MLR Institute of Technology
- Other name: MLRIT
- Type: Private engineering college
- Established: 2005 (Autonomous)
- Accreditation: NBA and NACC
- Chairman: Marri Laxman Reddy
- Principal: K. Srinivas Rao
- Head: V. Radhika Devi
- Location: Dundigal Police Station Road, Hyderabad, Hyderabad, Telangana, 500 043, India
- Campus: 10 acres (4.0 ha); Urban;
- Language: English
- Website: mlrit.ac.in

= MLR Institute of Technology =

University in Telangana, India

MLR Institute of Technology (MLRIT) is an Indian private higher education college. The institution was started in 2005 in located in Hyderabad, Telangana, India. It was granted autonomous status by University Grants Commission in 2015. It is accredited by the National Board of Accreditation and the National Assessment and Accreditation Council.

== History ==
The MLR Institute of Technology is a private higher education facility that was established in 2005. It is a unit of the Marri Laxman Reddy Group of Institutions. Marri Laxman Reddy is its founding chairman. It was granted autonomy status by University Grants Commission in 2015.

In 2020, Mahatma Gandhi National Council of Rural Education, the Department of Higher Education, and the Government of India recognized the institute as a Social Entrepreneurship, Swachhta, and Rural Engagement Cell (SES REC) for the services it provided during the COVID-19 pandemic. The award citation noted, "The institution has successfully framed the SES REC Action Plan and constituted ten working groups for improving facilities in the campus and the community adopted villages in the areas of sanitation and hygiene, waste management, water management, energy conservation and greenery."

In 2025, the institute formed a partnership with the University of Oklahoma in Norman, Oklahoma, US, for collaborative research.

== Campus ==
The MLR Institute of Technology is located on Dundigal Police Station Road in Hyderabad, Telangana, India. It consists of 10 acre. Its buildings include research centres, laboratories, a library, a canteen, hostel accommodations, and an infirmary. In 2025, the institute opened new athletic facilities, including athletics track, and basketball courts, a football ground, and volleyball courts. Bus service is available for local transportation.

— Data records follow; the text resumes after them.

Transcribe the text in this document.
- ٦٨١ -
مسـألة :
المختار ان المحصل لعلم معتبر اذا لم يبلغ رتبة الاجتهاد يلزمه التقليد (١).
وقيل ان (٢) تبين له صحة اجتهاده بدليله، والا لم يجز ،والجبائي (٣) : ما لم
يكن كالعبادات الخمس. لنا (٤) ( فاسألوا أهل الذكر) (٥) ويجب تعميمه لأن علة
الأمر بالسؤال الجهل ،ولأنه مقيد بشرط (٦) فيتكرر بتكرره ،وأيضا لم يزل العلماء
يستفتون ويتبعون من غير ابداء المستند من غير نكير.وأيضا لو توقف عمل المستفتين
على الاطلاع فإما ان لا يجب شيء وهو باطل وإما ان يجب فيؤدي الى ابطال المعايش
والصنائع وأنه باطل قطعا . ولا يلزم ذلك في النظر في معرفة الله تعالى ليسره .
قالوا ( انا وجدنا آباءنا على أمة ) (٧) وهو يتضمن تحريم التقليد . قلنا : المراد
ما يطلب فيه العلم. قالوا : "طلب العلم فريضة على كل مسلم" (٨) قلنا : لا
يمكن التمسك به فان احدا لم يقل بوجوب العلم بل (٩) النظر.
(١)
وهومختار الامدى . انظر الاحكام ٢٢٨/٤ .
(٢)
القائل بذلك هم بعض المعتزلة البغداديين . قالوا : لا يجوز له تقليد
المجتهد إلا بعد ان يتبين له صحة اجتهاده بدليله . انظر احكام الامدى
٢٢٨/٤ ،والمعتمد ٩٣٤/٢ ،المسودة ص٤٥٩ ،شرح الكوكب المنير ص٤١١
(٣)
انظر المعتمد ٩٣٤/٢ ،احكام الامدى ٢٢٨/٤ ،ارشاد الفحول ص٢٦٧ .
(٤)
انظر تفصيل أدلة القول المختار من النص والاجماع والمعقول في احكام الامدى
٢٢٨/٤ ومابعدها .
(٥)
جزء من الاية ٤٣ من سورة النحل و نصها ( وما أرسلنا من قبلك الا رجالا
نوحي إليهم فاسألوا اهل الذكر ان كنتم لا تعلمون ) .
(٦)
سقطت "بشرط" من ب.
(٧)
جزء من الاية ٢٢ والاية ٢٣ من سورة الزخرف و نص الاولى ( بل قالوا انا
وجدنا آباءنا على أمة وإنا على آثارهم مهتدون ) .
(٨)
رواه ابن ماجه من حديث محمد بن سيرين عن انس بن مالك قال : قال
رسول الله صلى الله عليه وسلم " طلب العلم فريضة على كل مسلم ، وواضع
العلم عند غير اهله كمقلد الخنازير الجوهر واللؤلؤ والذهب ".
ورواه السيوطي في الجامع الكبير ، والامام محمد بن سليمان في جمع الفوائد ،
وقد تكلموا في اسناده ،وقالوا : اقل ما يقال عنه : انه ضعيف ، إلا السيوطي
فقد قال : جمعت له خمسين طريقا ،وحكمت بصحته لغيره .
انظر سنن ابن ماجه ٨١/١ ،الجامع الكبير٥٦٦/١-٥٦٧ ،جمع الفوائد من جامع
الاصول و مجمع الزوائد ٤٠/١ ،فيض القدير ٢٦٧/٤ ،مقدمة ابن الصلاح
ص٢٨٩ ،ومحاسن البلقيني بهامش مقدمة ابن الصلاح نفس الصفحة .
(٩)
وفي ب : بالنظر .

The institute also has a technology business incubation centre at Laxman Reddy Avenue in Ranga Reddy.

== Academics ==

=== Academic programs ===
MLR Institute of Technology offers undergraduate and postgraduate degrees. Its four-year degree Bachelor of Technology is awarded in nine disciplines:
- Department of Aeronautical Engineering
- Department of Computer Science and Engineering (Artificial Intelligence & Machine Learning)
- Department of Computer Science and Engineering (CSE)
- Department of Computer Science and Engineering (Cyber Security)
- Department of Computer Science and Engineering (Data Science)
- Department of Electronics and Communication Engineering (ECE)
- Department of Information Technology (IT)
- Department of Mechanical Engineering (ME)
- Department of Electrical and Electronics Engineering (EEE)
In addition, the institute offers courses through the Department of Computer Science & Information Technology, the Department of Mathematics and Humanities, the Department of Physical Education, and the Department of Research and Development.

The MLR Institute of Technology has a technology business incubation centre that is recognized under India's National Initiative for Developing and Harnessing Innovations (NIDHI) and the Atal Innovation Mission (AIM). The institute has a memorandum of understanding with Institute of Electrical and Electronics Engineers and has associations or memorandum of understanding with companies that assist in training students at a professional level, including IBM, Microsoft, Tata Advanced Systems, National Instruments, and Dassault Systèmes.

MLR Institute of Technology uses Active Learning Strategies as its instructional approach, which includes flipped classrooms, think-aloud pair problem solving, in-class teams, group writing assignments, and collaborative learning.

=== Faculty ===
Dr. V. Radhika Devi is the head of the MLR Institute of Technology. Its principal is Dr K Srinivas Rao.

=== Students ===
In the 2025–2026 academic year, the student population was 62 percent male and 38 percent female. The prior year, 71 percent of the students were from Telangana, and 29 percent were from other states of India.

Between its first graduating class in 2009 and 2025, MLR Institute of Technology has graduated 11,006 students.

=== Accreditation ===
The MLR Institute of Technology is accredited by the National Board of Accreditation (NBA) and the National Assessment and Accreditation Council (NAAC). It is also approved by the All India Council for Technical Education.

=== Rankings ===
The National Institutional Ranking Framework (NIRF) ranked the MLR Institute of Technology between 201 and 300 in the engineering programs for 2025.

== Admissions ==
The minimum criterion for admission into the MLR Institute of Technology is 50 percent marks in the Intermediate/10+2 Examination. Students are admitted primarily based on their ranks in the Common Entrance Test EAMCET, held by the JNTUH, Telangana every year.